Ömer Madra: Ben de şunu ekleyeyim: Jim ve film günümüz koşulları ile de uyum içinde. Jim de 68’li bir özgürlükçü esasen. Devrimci, diyebilirim hatta. Bu manada, biz şu an konuşurken dünyadaki harekete – Greta Thunberg’in ve başka pek çok kadının çektiği harekete – baktığımızda büyük bir bağ görüyorum. Film bu manada çok güncel!
Nina Spilger: Jim’in şu söylediklerini de unutmayalım: “daha çok insan buluşur, birlikte bir şey yaparlarsa, daha güçlü olurlar.” İnsanlar Greta’dan ilhamla bir araya geldikleri için hareket çok daha güçlü bugün.
Ömer Madra: Halkın, insanların gücü!
Ece Ger: Çok ilginç, filmi bitirdiğimde, ilk gösterimden sonra, ilgi odağım Greta oluverdi. Bir yıldır onu takip ediyorum. Jim’den sonraki ilk heyecanım da Greta oldu!
Ömer Madra: Tam da bunu söylüyordum..
Ece Ger: Sanırım bir rastlantıdan fazlası bu. Bir bağlantı var evet!
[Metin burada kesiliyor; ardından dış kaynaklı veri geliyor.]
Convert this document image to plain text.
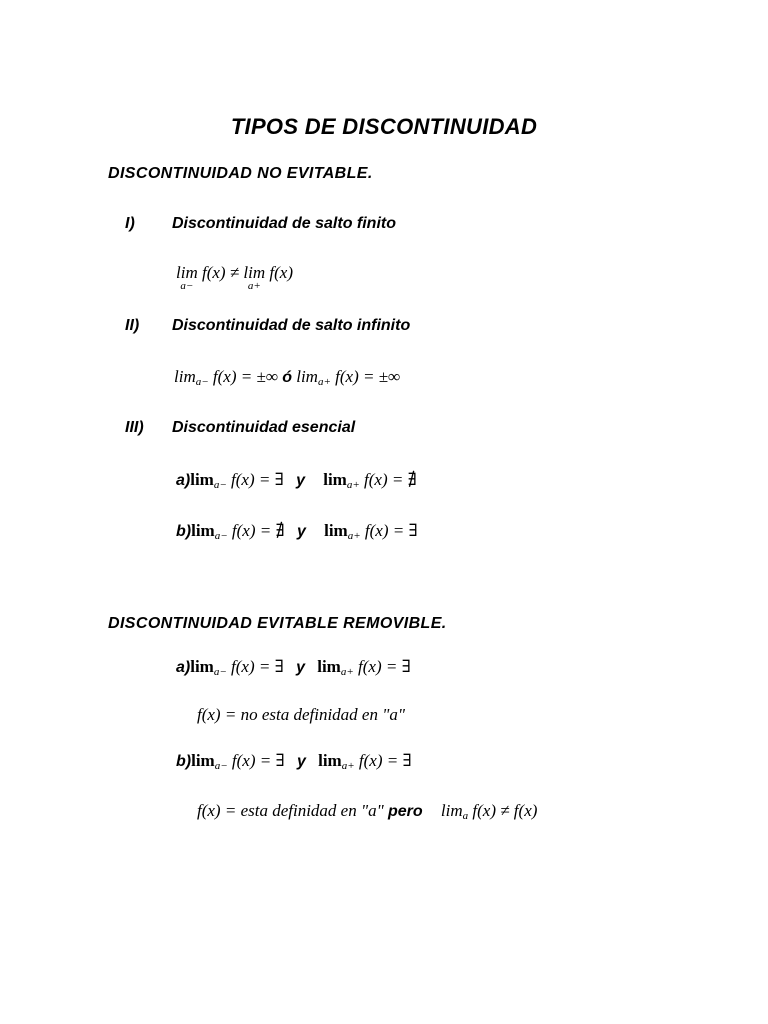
TIPOS DE DISCONTINUIDAD
DISCONTINUIDAD NO EVITABLE.
I) Discontinuidad de salto finito
lim
a−
f(x) ≠ lim
a+
f(x)
II) Discontinuidad de salto infinito
$\lim_{a-} f(x)$ = ±∞ ó $\lim_{a+} f(x)$ = ±∞
III) Discontinuidad esencial
$a)\lim_{a-}$ f(x) = ∃ y $\lim_{a+} f(x)$ = ∄
$b)\lim_{a-}$ f(x) = ∄ y $\lim_{a+} f(x)$ = ∃
DISCONTINUIDAD EVITABLE REMOVIBLE.
$a)\lim_{a-}$ f(x) = ∃ y $\lim_{a+} f(x)$ = ∃
f(x) = no esta definidad en "a"
$b)\lim_{a-}$ f(x) = ∃ y $\lim_{a+} f(x)$ = ∃
f(x) = esta definidad en "a" pero $\lim_a f(x) \ne f(x)$
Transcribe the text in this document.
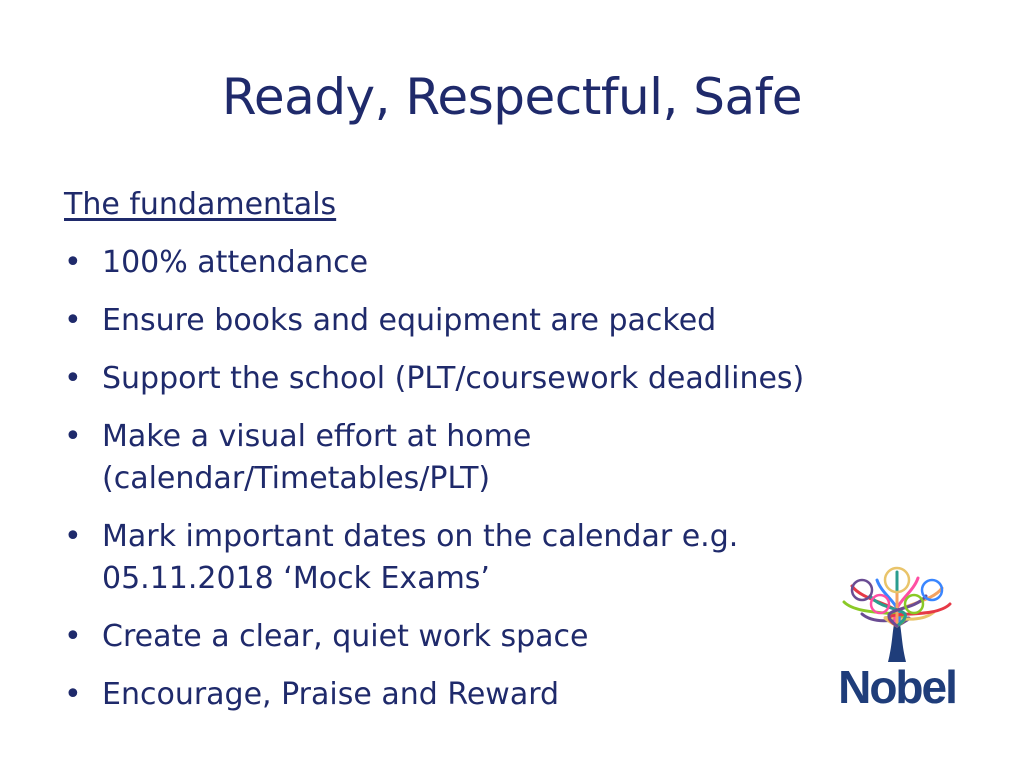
Ready, Respectful, Safe

The fundamentals

• 100% attendance
• Ensure books and equipment are packed
• Support the school (PLT/coursework deadlines)
• Make a visual effort at home
(calendar/Timetables/PLT)
• Mark important dates on the calendar e.g.
05.11.2018 ‘Mock Exams’
• Create a clear, quiet work space
• Encourage, Praise and Reward	Nobel
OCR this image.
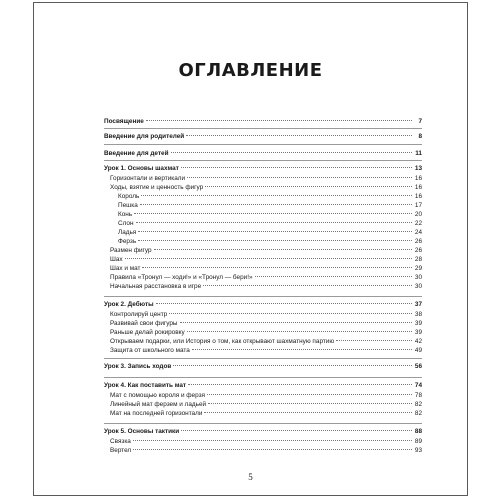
ОГЛАВЛЕНИЕ
Посвящение	7
Введение для родителей	8
Введение для детей	11
Урок 1. Основы шахмат	13
Горизонтали и вертикали	16
Ходы, взятие и ценность фигур	16
Король	16
Пешка	17
Конь	20
Слон	22
Ладья	24
Ферзь	26
Размен фигур	26
Шах	28
Шах и мат	29
Правила «Тронул — ходи!» и «Тронул — бери!»	30
Начальная расстановка в игре	30
Урок 2. Дебюты	37
Контролируй центр	38
Развивай свои фигуры	39
Раньше делай рокировку	39
Открываем подарки, или История о том, как открывают шахматную партию	42
Защита от школьного мата	49
Урок 3. Запись ходов	56
Урок 4. Как поставить мат	74
Мат с помощью короля и ферзя	78
Линейный мат ферзем и ладьей	82
Мат на последней горизонтали	82
Урок 5. Основы тактики	88
Связка	89
Вертел	93
5
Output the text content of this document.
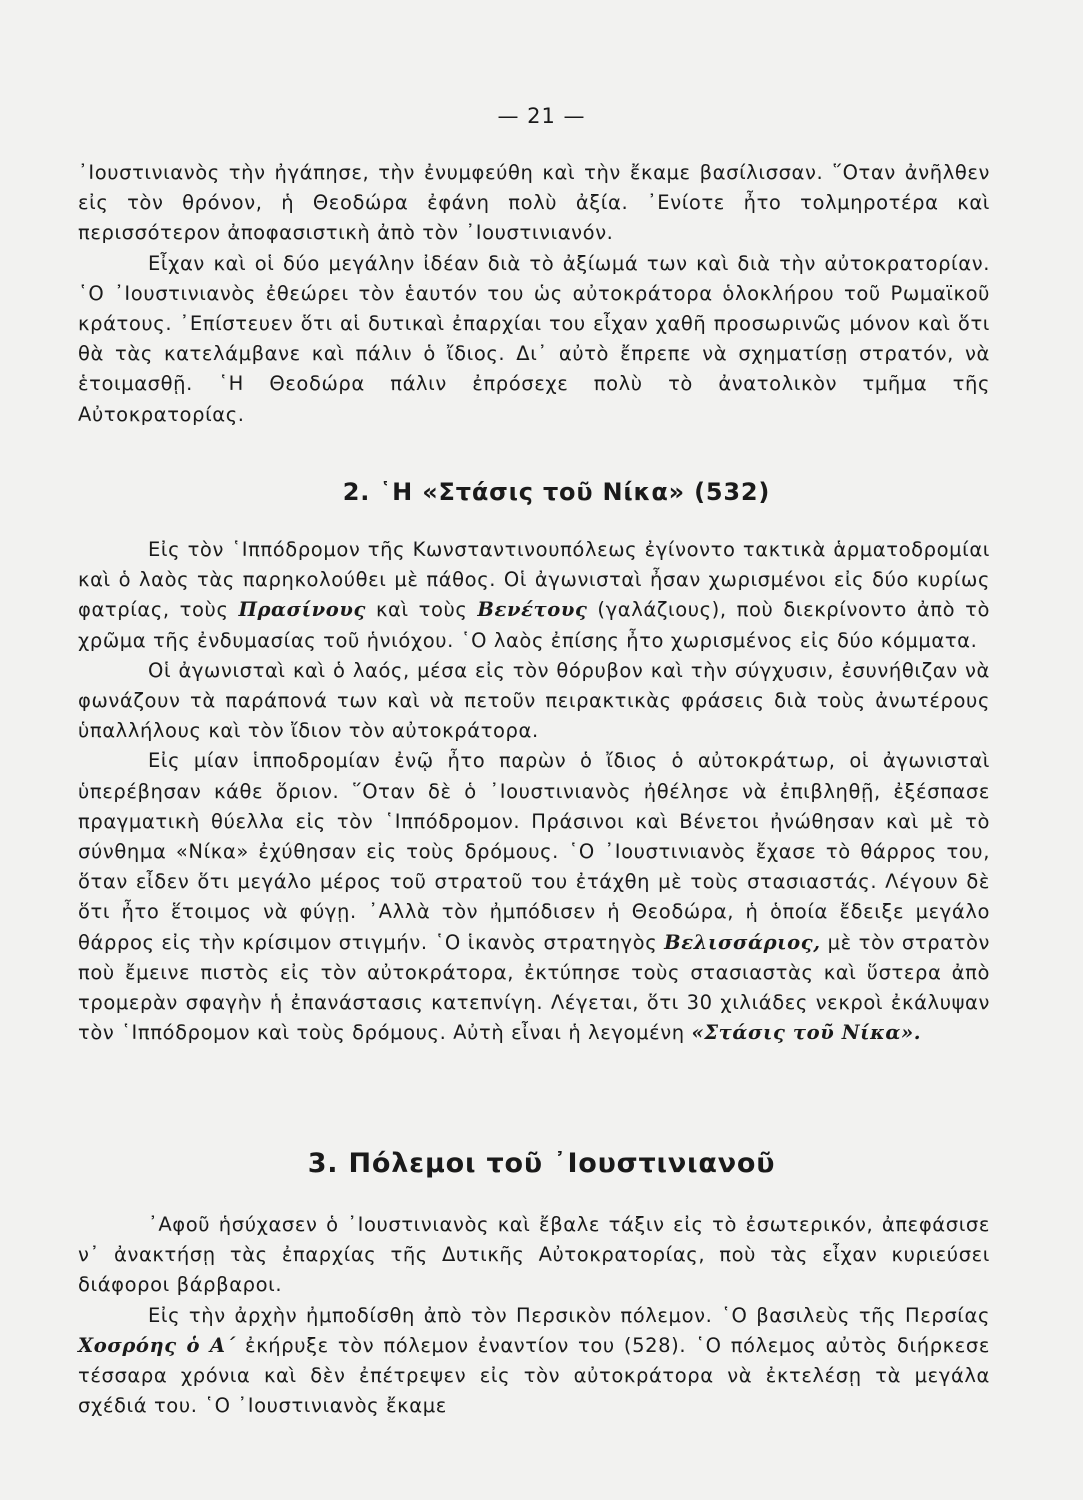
— 21 —

᾿Ιουστινιανὸς τὴν ἠγάπησε, τὴν ἐνυμφεύθη καὶ τὴν ἔκαμε βασίλισσαν. ῞Οταν ἀνῆλθεν εἰς τὸν θρόνον, ἡ Θεοδώρα ἐφάνη πολὺ ἀξία. ᾿Ενίοτε ἦτο τολμηροτέρα καὶ περισσότερον ἀποφασιστικὴ ἀπὸ τὸν ᾿Ιουστινιανόν.

Εἶχαν καὶ οἱ δύο μεγάλην ἰδέαν διὰ τὸ ἀξίωμά των καὶ διὰ τὴν αὐτοκρατορίαν. ῾Ο ᾿Ιουστινιανὸς ἐθεώρει τὸν ἑαυτόν του ὡς αὐτοκράτορα ὁλοκλήρου τοῦ Ρωμαϊκοῦ κράτους. ᾿Επίστευεν ὅτι αἱ δυτικαὶ ἐπαρχίαι του εἶχαν χαθῆ προσωρινῶς μόνον καὶ ὅτι θὰ τὰς κατελάμβανε καὶ πάλιν ὁ ἴδιος. Δι᾿ αὐτὸ ἔπρεπε νὰ σχηματίσῃ στρατόν, νὰ ἑτοιμασθῇ. ῾Η Θεοδώρα πάλιν ἐπρόσεχε πολὺ τὸ ἀνατολικὸν τμῆμα τῆς Αὐτοκρατορίας.

2. ῾Η «Στάσις τοῦ Νίκα» (532)

Εἰς τὸν ῾Ιππόδρομον τῆς Κωνσταντινουπόλεως ἐγίνοντο τακτικὰ ἁρματοδρομίαι καὶ ὁ λαὸς τὰς παρηκολούθει μὲ πάθος. Οἱ ἀγωνισταὶ ἦσαν χωρισμένοι εἰς δύο κυρίως φατρίας, τοὺς Πρασίνους καὶ τοὺς Βενέτους (γαλάζιους), ποὺ διεκρίνοντο ἀπὸ τὸ χρῶμα τῆς ἐνδυμασίας τοῦ ἡνιόχου. ῾Ο λαὸς ἐπίσης ἦτο χωρισμένος εἰς δύο κόμματα.

Οἱ ἀγωνισταὶ καὶ ὁ λαός, μέσα εἰς τὸν θόρυβον καὶ τὴν σύγχυσιν, ἐσυνήθιζαν νὰ φωνάζουν τὰ παράπονά των καὶ νὰ πετοῦν πειρακτικὰς φράσεις διὰ τοὺς ἀνωτέρους ὑπαλλήλους καὶ τὸν ἴδιον τὸν αὐτοκράτορα.

Εἰς μίαν ἱπποδρομίαν ἐνῷ ἦτο παρὼν ὁ ἴδιος ὁ αὐτοκράτωρ, οἱ ἀγωνισταὶ ὑπερέβησαν κάθε ὅριον. ῞Οταν δὲ ὁ ᾿Ιουστινιανὸς ἠθέλησε νὰ ἐπιβληθῇ, ἐξέσπασε πραγματικὴ θύελλα εἰς τὸν ῾Ιππόδρομον. Πράσινοι καὶ Βένετοι ἠνώθησαν καὶ μὲ τὸ σύνθημα «Νίκα» ἐχύθησαν εἰς τοὺς δρόμους. ῾Ο ᾿Ιουστινιανὸς ἔχασε τὸ θάρρος του, ὅταν εἶδεν ὅτι μεγάλο μέρος τοῦ στρατοῦ του ἐτάχθη μὲ τοὺς στασιαστάς. Λέγουν δὲ ὅτι ἦτο ἕτοιμος νὰ φύγῃ. ᾿Αλλὰ τὸν ἠμπόδισεν ἡ Θεοδώρα, ἡ ὁποία ἔδειξε μεγάλο θάρρος εἰς τὴν κρίσιμον στιγμήν. ῾Ο ἱκανὸς στρατηγὸς Βελισσάριος, μὲ τὸν στρατὸν ποὺ ἔμεινε πιστὸς εἰς τὸν αὐτοκράτορα, ἐκτύπησε τοὺς στασιαστὰς καὶ ὕστερα ἀπὸ τρομερὰν σφαγὴν ἡ ἐπανάστασις κατεπνίγη. Λέγεται, ὅτι 30 χιλιάδες νεκροὶ ἐκάλυψαν τὸν ῾Ιππόδρομον καὶ τοὺς δρόμους. Αὐτὴ εἶναι ἡ λεγομένη «Στάσις τοῦ Νίκα».

3. Πόλεμοι τοῦ ᾿Ιουστινιανοῦ

᾿Αφοῦ ἡσύχασεν ὁ ᾿Ιουστινιανὸς καὶ ἔβαλε τάξιν εἰς τὸ ἐσωτερικόν, ἀπεφάσισε ν᾿ ἀνακτήσῃ τὰς ἐπαρχίας τῆς Δυτικῆς Αὐτοκρατορίας, ποὺ τὰς εἶχαν κυριεύσει διάφοροι βάρβαροι.

Εἰς τὴν ἀρχὴν ἠμποδίσθη ἀπὸ τὸν Περσικὸν πόλεμον. ῾Ο βασιλεὺς τῆς Περσίας Χοσρόης ὁ Α΄ ἐκήρυξε τὸν πόλεμον ἐναντίον του (528). ῾Ο πόλεμος αὐτὸς διήρκεσε τέσσαρα χρόνια καὶ δὲν ἐπέτρεψεν εἰς τὸν αὐτοκράτορα νὰ ἐκτελέσῃ τὰ μεγάλα σχέδιά του. ῾Ο ᾿Ιουστινιανὸς ἔκαμε
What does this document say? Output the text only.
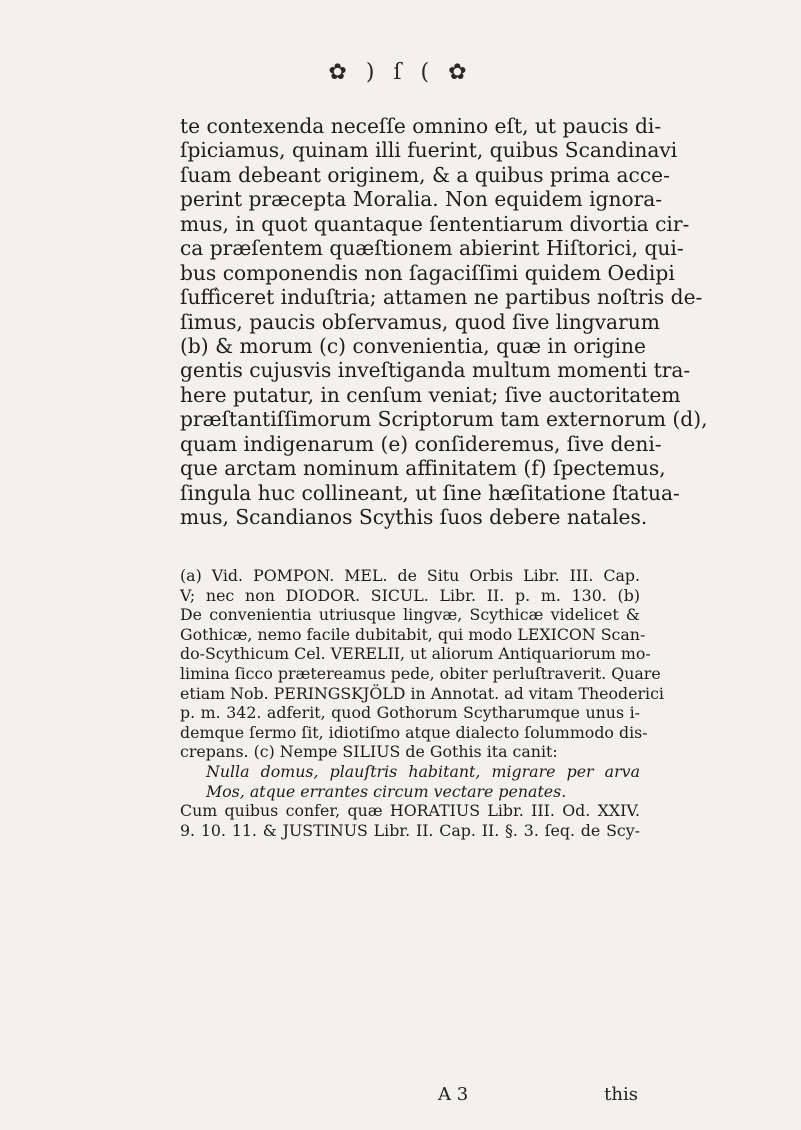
✿ ) ſ ( ✿
te contexenda neceſſe omnino eſt, ut paucis di-
ſpiciamus, quinam illi fuerint, quibus Scandinavi
ſuam debeant originem, & a quibus prima acce-
perint præcepta Moralia. Non equidem ignora-
mus, in quot quantaque ſententiarum divortia cir-
ca præſentem quæſtionem abierint Hiſtorici, qui-
bus componendis non ſagaciſſimi quidem Oedipi
ſuffìceret induſtria; attamen ne partibus noſtris de-
ſimus, paucis obſervamus, quod ſive lingvarum
(b) & morum (c) convenientia, quæ in origine
gentis cujusvis inveſtiganda multum momenti tra-
here putatur, in cenſum veniat; ſive auctoritatem
præſtantiſſimorum Scriptorum tam externorum (d),
quam indigenarum (e) conſideremus, ſive deni-
que arctam nominum affinitatem (f) ſpectemus,
ſingula huc collineant, ut ſine hæſitatione ſtatua-
mus, Scandianos Scythis ſuos debere natales.
(a) Vid. POMPON. MEL. de Situ Orbis Libr. III. Cap.
V; nec non DIODOR. SICUL. Libr. II. p. m. 130. (b)
De convenientia utriusque lingvæ, Scythicæ videlicet &
Gothicæ, nemo facile dubitabit, qui modo LEXICON Scan-
do-Scythicum Cel. VERELII, ut aliorum Antiquariorum mo-
limina ſicco prætereamus pede, obiter perluſtraverit. Quare
etiam Nob. PERINGSKJÖLD in Annotat. ad vitam Theoderici
p. m. 342. adferit, quod Gothorum Scytharumque unus i-
demque ſermo ſit, idiotiſmo atque dialecto ſolummodo dis-
crepans. (c) Nempe SILIUS de Gothis ita canit:
Nulla domus, plauſtris habitant, migrare per arva
Mos, atque errantes circum vectare penates.
Cum quibus confer, quæ HORATIUS Libr. III. Od. XXIV.
9. 10. 11. & JUSTINUS Libr. II. Cap. II. §. 3. ſeq. de Scy-
A 3	this
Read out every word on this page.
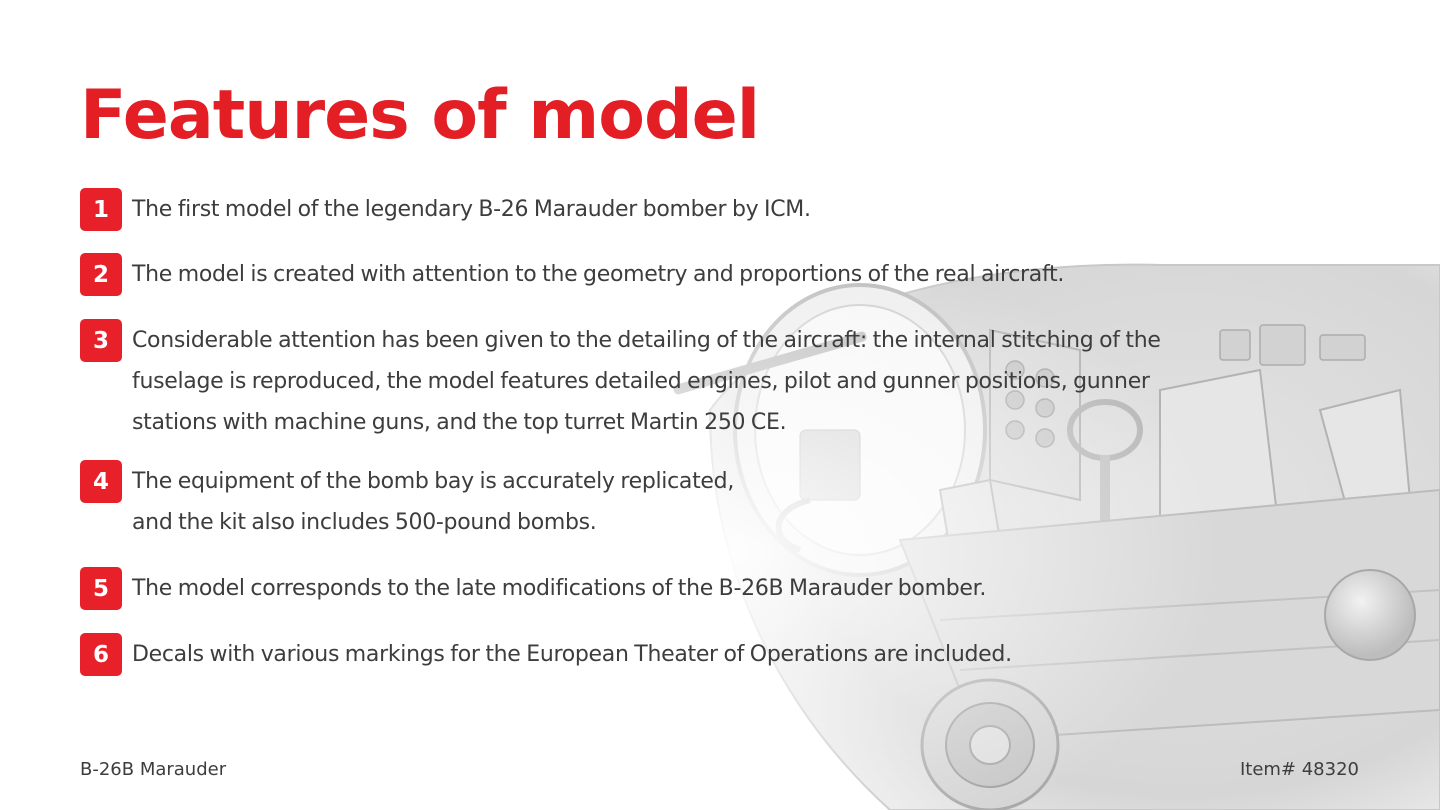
Features of model
1	The first model of the legendary B-26 Marauder bomber by ICM.
2	The model is created with attention to the geometry and proportions of the real aircraft.
3	Considerable attention has been given to the detailing of the aircraft: the internal stitching of the
fuselage is reproduced, the model features detailed engines, pilot and gunner positions, gunner
stations with machine guns, and the top turret Martin 250 CE.
4	The equipment of the bomb bay is accurately replicated,
and the kit also includes 500-pound bombs.
5	The model corresponds to the late modifications of the B-26B Marauder bomber.
6	Decals with various markings for the European Theater of Operations are included.
B-26B Marauder	Item# 48320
Ece & Nina: Çok teşekkür ederiz.
Ömer & İlksen: Biz teşekkür ederiz.
**
Meeting Jim belgeseli dünyayı dolaşmayı sürdürüyor. En son gösterildiği Boston Türk Film Festivali’nde de en iyi belgesel ödülüne layık gösterildi. Tebrik ediyoruz. Filmin İstanbul gösterimleri şöyle:
15 Aralık Pazar günü, saat 20:30'da DasDas; 16 Aralık Pazartesi saat 21:00’e Kadıköy Sineması; 18 Aralık Çarşamba, saat 19:00'da Kolektif House (ücretsiz); 19 Aralık Perşembe, saat 19:30'da Soho House.